Authorization is enabled by calling http.authorizeHttpRequests(...). This registers an AuthorizationFilter as the last filter in the chain. Its doFilter method delegates to an AuthorizationManager:

@Override
public void doFilter(ServletRequest request, ServletResponse response, FilterChain chain) throws ServletException, IOException {
    try {
        AuthorizationDecision decision = this.authorizationManager.check(this::getAuthentication, request);
        if (decision != null && !decision.isGranted()) {
            throw new AccessDeniedException("Access Denied");
        }
        chain.doFilter(request, response);
    } finally {
        request.removeAttribute(alreadyFilteredAttributeName);
    }
}

private Authentication getAuthentication() {
    Authentication authentication = this.securityContextHolderStrategy.getContext().getAuthentication();
    if (authentication == null) {
        throw new AuthenticationCredentialsNotFoundException("An Authentication object was not found in the SecurityContext");
    }
    return authentication;
}

The manager (commonly AuthorityAuthorizationManager) checks the authorities of the current Authentication against the required permissions for the request. Example DSL configuration:

@Bean
static SecurityFilterChain mySecurityFilterChain(HttpSecurity http) throws Exception {
    http.authorizeHttpRequests(requests ->
        requests
            .requestMatchers("/admin").hasAuthority("ROLE_ADMIN")
            .requestMatchers("/hello").hasRole("USER")
            .anyRequest().authenticated()
    );
    http.formLogin(withDefaults());
    return http.build();
}

Methods like hasAuthority and hasRole ultimately create an AuthorityAuthorizationManager that compares the required authority with the collection returned by Authentication.getAuthorities(). The hasRole shortcut automatically prefixes the role name with ROLE_.

Customising the Stack

Most components are replaceable: UserDetailsService – replace the in‑memory default with a database‑backed JdbcUserDetailsManager or a custom implementation. PasswordEncoder – choose BCryptPasswordEncoder, Argon2PasswordEncoder, scrypt, etc., according to security policy. AuthenticationProvider – implement a custom provider that calls an external authentication API. AuthorizationManager – supply a bespoke manager for complex permission logic.

Debugging Tips

When a request is denied, start debugging at the filter that performs the check:

Authentication problems – set a breakpoint in UsernamePasswordAuthenticationFilter.doFilter (or any custom authentication filter).

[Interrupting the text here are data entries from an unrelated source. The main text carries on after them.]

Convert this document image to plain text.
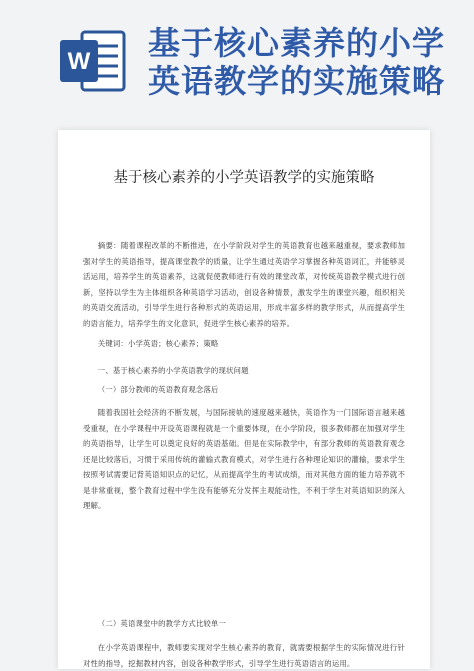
W 基于核心素养的小学英语教学的实施策略
基于核心素养的小学英语教学的实施策略
摘要：随着课程改革的不断推进，在小学阶段对学生的英语教育也越来越重视，要求教师加强对学生的英语指导，提高课堂教学的质量，让学生通过英语学习掌握各种英语词汇，并能够灵活运用，培养学生的英语素养，这就促使教师进行有效的课堂改革，对传统英语教学模式进行创新，坚持以学生为主体组织各种英语学习活动，创设各种情景，激发学生的课堂兴趣，组织相关的英语交流活动，引导学生进行各种形式的英语运用，形成丰富多样的教学形式，从而提高学生的语言能力，培养学生的文化意识，促进学生核心素养的培养。
关键词：小学英语；核心素养；策略
一、基于核心素养的小学英语教学的现状问题
（一）部分教师的英语教育观念落后
随着我国社会经济的不断发展，与国际接轨的速度越来越快，英语作为一门国际语言越来越受重视，在小学课程中开设英语课程就是一个重要体现，在小学阶段，很多教师都在加强对学生的英语指导，让学生可以奠定良好的英语基础。但是在实际教学中，有部分教师的英语教育观念还是比较落后，习惯于采用传统的灌输式教育模式，对学生进行各种理论知识的灌输，要求学生按照考试需要记背英语知识点的记忆，从而提高学生的考试成绩，而对其他方面的能力培养就不是非常重视，整个教育过程中学生没有能够充分发挥主观能动性，不利于学生对英语知识的深入理解。
（二）英语课堂中的教学方式比较单一
在小学英语课程中，教师要实现对学生核心素养的教育，就需要根据学生的实际情况进行针对性的指导，挖掘教材内容，创设各种教学形式，引导学生进行英语语言的运用。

Authorization problems – debug AuthorizationFilter.doFilter.

The ExceptionTranslationFilter catches AuthenticationException and AccessDeniedException, delegating to an AuthenticationEntryPoint or an AccessDeniedHandler respectively. Enabling DEBUG logging for org.springframework.security shows the full filter list (search for "Will secure any request with").

Key Interfaces and Classes

SecurityFilterChain

– matches request and provides ordered filters. FilterChainProxy – selects the appropriate SecurityFilterChain for a request. DelegatingFilterProxy – bridges servlet container and Spring bean. AuthenticationManager / ProviderManager – orchestrates authentication providers. AuthenticationProvider – concrete authentication logic (e.g., DaoAuthenticationProvider). Authentication – token representing authentication result. AuthorizationManager / AuthorityAuthorizationManager – evaluates access decisions.

Architecture Diagram

The diagram shows how an incoming HTTP request passes through DelegatingFilterProxy, then through the selected SecurityFilterChain (a series of filters), ending with the application controller once authentication and authorization succeed.

Conclusion

This article dissected the core of Spring Security 6.1, focusing on the filter‑based architecture, the authentication pipeline (from UsernamePasswordAuthenticationFilter to ProviderManager), and the authorization flow via AuthorizationFilter and AuthorizationManager. Understanding these building blocks enables developers to customise security, replace default components, and efficiently debug issues.